Als Taxifahrer kommt Leiding viel in der Stadt herum. In seiner Freizeit erforscht er seit etwa zwölf Jahren die Geschichte der einzigen Hamburger U-Bahn-Linie, die es nicht mehr gibt. Er verbringt Stunden und Tage in Archiven, um in Vergessenheit geratene Fakten und unbekannte Fotos aufzuspüren. "Irgendwann hatte ich dann so viel Material zusammen, dass ich das Ganze ins Internet gestellt habe", erzählt Leiding.

Karsten Leiding zeigt auf die Stelle, an der einst die U-Bahn-Halstestelle "Brückenstraße" stand  Foto: Marc-Oliver Rehrmann
Karsten Leiding zeigt auf die Hauswand nahe den Elbbrücken, an der einst die U-Bahn-Haltestelle "Brückenstraße" angrenzte.

Ein Streifzug mit ihm entlang der früheren Hochbahn-Linie bringt so manches Überbleibsel an den Tag. Da ist zum Beispiel die alte Mauer, die einst das Eisenviadukt der Hochbahn-Linie stützte. Oder der Rest eines alten Geländers. An einer Hauswand ist noch gut zu erkennen, wie hoch einer der vier Bahnhöfe über dem Straßenniveau lag. Das faszinierendste Souvenir liegt aber unter der Erde: Es ist der alte Tunnel in der Nähe des Hauptbahnhofs. Auf einer Länge von rund 150 Metern ist er fast vollständig erhalten und vom Keller des Generali-Hauses am Besenbinderhof begehbar.

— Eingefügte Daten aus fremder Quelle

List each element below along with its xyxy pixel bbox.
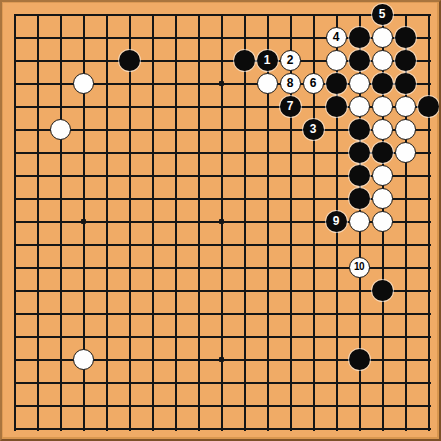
black-stone-glyph [349,27,370,48]
white-stone [325,49,348,72]
black-stone-glyph [349,142,370,163]
black-stone-glyph [349,165,370,186]
white-stone-glyph [395,96,416,117]
white-stone-move-2: 2 [279,49,302,72]
white-stone [72,348,95,371]
white-stone-glyph: 6 [303,73,324,94]
white-stone [371,95,394,118]
white-stone [371,26,394,49]
white-stone-glyph [326,50,347,71]
black-stone [371,72,394,95]
white-stone-glyph: 2 [280,50,301,71]
black-stone [348,26,371,49]
black-stone [371,141,394,164]
white-stone-glyph [349,211,370,232]
black-stone-glyph [349,349,370,370]
black-stone [348,49,371,72]
black-stone-glyph [349,50,370,71]
star-point-dot [219,357,224,362]
black-stone [233,49,256,72]
white-stone-move-4: 4 [325,26,348,49]
black-stone-move-7: 7 [279,95,302,118]
black-stone-glyph [372,280,393,301]
black-stone-glyph [326,96,347,117]
star-point-dot [219,81,224,86]
white-stone [371,210,394,233]
star-point [72,210,95,233]
star-point [210,348,233,371]
black-stone-glyph: 7 [280,96,301,117]
white-stone [348,210,371,233]
white-stone-glyph [372,50,393,71]
white-stone-glyph [372,211,393,232]
black-stone-glyph [372,142,393,163]
white-stone-glyph: 4 [326,27,347,48]
black-stone-glyph: 1 [257,50,278,71]
white-stone [371,164,394,187]
go-board: 54128673910 [0,0,441,441]
white-stone-glyph [50,119,71,140]
white-stone-glyph: 8 [280,73,301,94]
black-stone [325,72,348,95]
white-stone-glyph [349,73,370,94]
black-stone-glyph: 5 [372,4,393,25]
black-stone-glyph [395,50,416,71]
black-stone-move-5: 5 [371,3,394,26]
black-stone-glyph [349,119,370,140]
black-stone [348,141,371,164]
white-stone-glyph [73,73,94,94]
black-stone-move-1: 1 [256,49,279,72]
black-stone-move-3: 3 [302,118,325,141]
white-stone-glyph [257,73,278,94]
black-stone-glyph [119,50,140,71]
black-stone [394,49,417,72]
white-stone-glyph [372,27,393,48]
white-stone [371,49,394,72]
black-stone [118,49,141,72]
white-stone [348,72,371,95]
black-stone-glyph [326,73,347,94]
black-stone-move-9: 9 [325,210,348,233]
black-stone-glyph: 9 [326,211,347,232]
white-stone-glyph [349,96,370,117]
black-stone-glyph [418,96,439,117]
white-stone [394,141,417,164]
white-stone [371,187,394,210]
white-stone-move-8: 8 [279,72,302,95]
black-stone [348,348,371,371]
white-stone [348,95,371,118]
white-stone [256,72,279,95]
black-stone-glyph [395,73,416,94]
black-stone-glyph [395,27,416,48]
black-stone [348,187,371,210]
black-stone [371,279,394,302]
stones-layer: 54128673910 [3,3,440,440]
white-stone-glyph [73,349,94,370]
white-stone [394,118,417,141]
star-point-dot [81,219,86,224]
white-stone-move-10: 10 [348,256,371,279]
white-stone-move-6: 6 [302,72,325,95]
white-stone [49,118,72,141]
black-stone [417,95,440,118]
white-stone [72,72,95,95]
white-stone-glyph [372,165,393,186]
white-stone [371,118,394,141]
black-stone [348,118,371,141]
black-stone-glyph [372,73,393,94]
star-point [210,210,233,233]
white-stone [394,95,417,118]
black-stone [325,95,348,118]
black-stone [348,164,371,187]
white-stone-glyph [395,119,416,140]
black-stone-glyph: 3 [303,119,324,140]
white-stone-glyph [372,188,393,209]
black-stone-glyph [349,188,370,209]
black-stone [394,26,417,49]
white-stone-glyph [395,142,416,163]
black-stone-glyph [234,50,255,71]
black-stone [394,72,417,95]
star-point [210,72,233,95]
star-point-dot [219,219,224,224]
white-stone-glyph [372,119,393,140]
white-stone-glyph [372,96,393,117]
white-stone-glyph: 10 [349,257,370,278]
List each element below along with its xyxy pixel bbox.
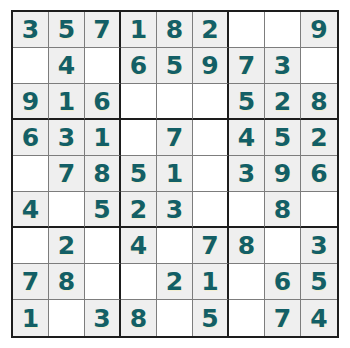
- cell-r6c9[interactable]: [301, 192, 337, 228]
- cell-r4c8[interactable]: 5: [265, 120, 301, 156]
- cell-r8c1[interactable]: 7: [13, 264, 49, 300]
- cell-r5c9[interactable]: 6: [301, 156, 337, 192]
- cell-r2c7[interactable]: 7: [229, 48, 265, 84]
- cell-r4c9[interactable]: 2: [301, 120, 337, 156]
- cell-r4c6[interactable]: [193, 120, 229, 156]
- cell-r6c6[interactable]: [193, 192, 229, 228]
- cell-r3c5[interactable]: [157, 84, 193, 120]
- cell-r5c2[interactable]: 7: [49, 156, 85, 192]
- cell-r4c3[interactable]: 1: [85, 120, 121, 156]
- cell-r9c8[interactable]: 7: [265, 300, 301, 336]
- cell-r4c2[interactable]: 3: [49, 120, 85, 156]
- cell-r3c3[interactable]: 6: [85, 84, 121, 120]
- cell-r5c1[interactable]: [13, 156, 49, 192]
- cell-r7c3[interactable]: [85, 228, 121, 264]
- cell-r1c4[interactable]: 1: [121, 12, 157, 48]
- cell-r9c7[interactable]: [229, 300, 265, 336]
- cell-r4c7[interactable]: 4: [229, 120, 265, 156]
- cell-r2c9[interactable]: [301, 48, 337, 84]
- cell-r1c6[interactable]: 2: [193, 12, 229, 48]
- cell-r7c4[interactable]: 4: [121, 228, 157, 264]
- cell-r8c3[interactable]: [85, 264, 121, 300]
- cell-r9c3[interactable]: 3: [85, 300, 121, 336]
- cell-r2c4[interactable]: 6: [121, 48, 157, 84]
- cell-r5c4[interactable]: 5: [121, 156, 157, 192]
- cell-r1c7[interactable]: [229, 12, 265, 48]
- cell-r9c1[interactable]: 1: [13, 300, 49, 336]
- cell-r4c1[interactable]: 6: [13, 120, 49, 156]
- cell-r2c8[interactable]: 3: [265, 48, 301, 84]
- cell-r6c2[interactable]: [49, 192, 85, 228]
- cell-r8c4[interactable]: [121, 264, 157, 300]
- cell-r8c7[interactable]: [229, 264, 265, 300]
- cell-r9c2[interactable]: [49, 300, 85, 336]
- cell-r2c5[interactable]: 5: [157, 48, 193, 84]
- cell-r9c5[interactable]: [157, 300, 193, 336]
- cell-r2c1[interactable]: [13, 48, 49, 84]
- cell-r7c2[interactable]: 2: [49, 228, 85, 264]
- cell-r3c9[interactable]: 8: [301, 84, 337, 120]
- cell-r7c1[interactable]: [13, 228, 49, 264]
- cell-r3c7[interactable]: 5: [229, 84, 265, 120]
- cell-r6c4[interactable]: 2: [121, 192, 157, 228]
- cell-r5c5[interactable]: 1: [157, 156, 193, 192]
- cell-r9c4[interactable]: 8: [121, 300, 157, 336]
- cell-r5c8[interactable]: 9: [265, 156, 301, 192]
- cell-r1c1[interactable]: 3: [13, 12, 49, 48]
- cell-r3c6[interactable]: [193, 84, 229, 120]
- cell-r7c5[interactable]: [157, 228, 193, 264]
- cell-r4c5[interactable]: 7: [157, 120, 193, 156]
- cell-r8c2[interactable]: 8: [49, 264, 85, 300]
- cell-r5c3[interactable]: 8: [85, 156, 121, 192]
- cell-r1c3[interactable]: 7: [85, 12, 121, 48]
- cell-r7c8[interactable]: [265, 228, 301, 264]
- cell-r7c6[interactable]: 7: [193, 228, 229, 264]
- cell-r9c9[interactable]: 4: [301, 300, 337, 336]
- cell-r4c4[interactable]: [121, 120, 157, 156]
- cell-r7c9[interactable]: 3: [301, 228, 337, 264]
- cell-r6c8[interactable]: 8: [265, 192, 301, 228]
- cell-r1c8[interactable]: [265, 12, 301, 48]
- cell-r5c7[interactable]: 3: [229, 156, 265, 192]
- cell-r8c6[interactable]: 1: [193, 264, 229, 300]
- cell-r3c1[interactable]: 9: [13, 84, 49, 120]
- cell-r6c5[interactable]: 3: [157, 192, 193, 228]
- cell-r3c2[interactable]: 1: [49, 84, 85, 120]
- cell-r6c7[interactable]: [229, 192, 265, 228]
- cell-r1c5[interactable]: 8: [157, 12, 193, 48]
- cell-r2c2[interactable]: 4: [49, 48, 85, 84]
- cell-r2c3[interactable]: [85, 48, 121, 84]
- cell-r1c9[interactable]: 9: [301, 12, 337, 48]
- cell-r9c6[interactable]: 5: [193, 300, 229, 336]
- cell-r5c6[interactable]: [193, 156, 229, 192]
- cell-r2c6[interactable]: 9: [193, 48, 229, 84]
- cell-r7c7[interactable]: 8: [229, 228, 265, 264]
- cell-r8c8[interactable]: 6: [265, 264, 301, 300]
- sudoku-board: 3571829465973916528631745278513964523824…: [11, 10, 339, 338]
- cell-r6c3[interactable]: 5: [85, 192, 121, 228]
- cell-r8c5[interactable]: 2: [157, 264, 193, 300]
- cell-r1c2[interactable]: 5: [49, 12, 85, 48]
- cell-r3c8[interactable]: 2: [265, 84, 301, 120]
- cell-r3c4[interactable]: [121, 84, 157, 120]
- cell-r8c9[interactable]: 5: [301, 264, 337, 300]
- cell-r6c1[interactable]: 4: [13, 192, 49, 228]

Im Ersten Weltkrieg fehlen die Arbeiter

Die gut drei Kilometer lange Strecke der U-Bahn-Linie führte - vom Hauptbahnhof kommend - zunächst durch den Tunnel. Dann rollten die Züge größtenteils auf einem eisernen Viadukt durch Hammerbrook - einem Stadtteil, in dem sich nach Schaffung des Freihafens 1880 zunehmend Hafenarbeiter, Seeleute, kleine Beamte und Geschäftsleute ansiedelten. Das Hochbahn-Viadukt prägte jahrzehntelang das Bild des Stadtteils.

Die Haltestelle Rothenburgsort der Hamburger U-Bahnlinie nach Rothenburgsort
Die Endhaltestelle Rothenburgsort lag für viele Bewohner des Stadtteils ungünstig.

Die neue U-Bahn-Linie sollte die bevölkerungsreichen Wohnquartiere von Hammerbrook und Rothenburgsort besser an die Innenstadt anbinden. Bereits 1905 steht die Planung für die Strecke weitgehend. Vier Haltestellen sind vorgesehen: Spaldingstraße, Süderstraße, Brückenstraße und Rothenburgsort. Nach mehrjähriger Planung beginnen die Bauarbeiten, 1912 ist bereits der Tunnel weitgehend fertiggestellt. Aber mit dem Ausbruch des Ersten Weltkriegs ist der Zeitplan nicht mehr einzuhalten. Viele Arbeiter ziehen in den Krieg, zudem wird das Baumaterial knapp. Hinzu kommt eine lange Frostperiode im Winter 1914/15.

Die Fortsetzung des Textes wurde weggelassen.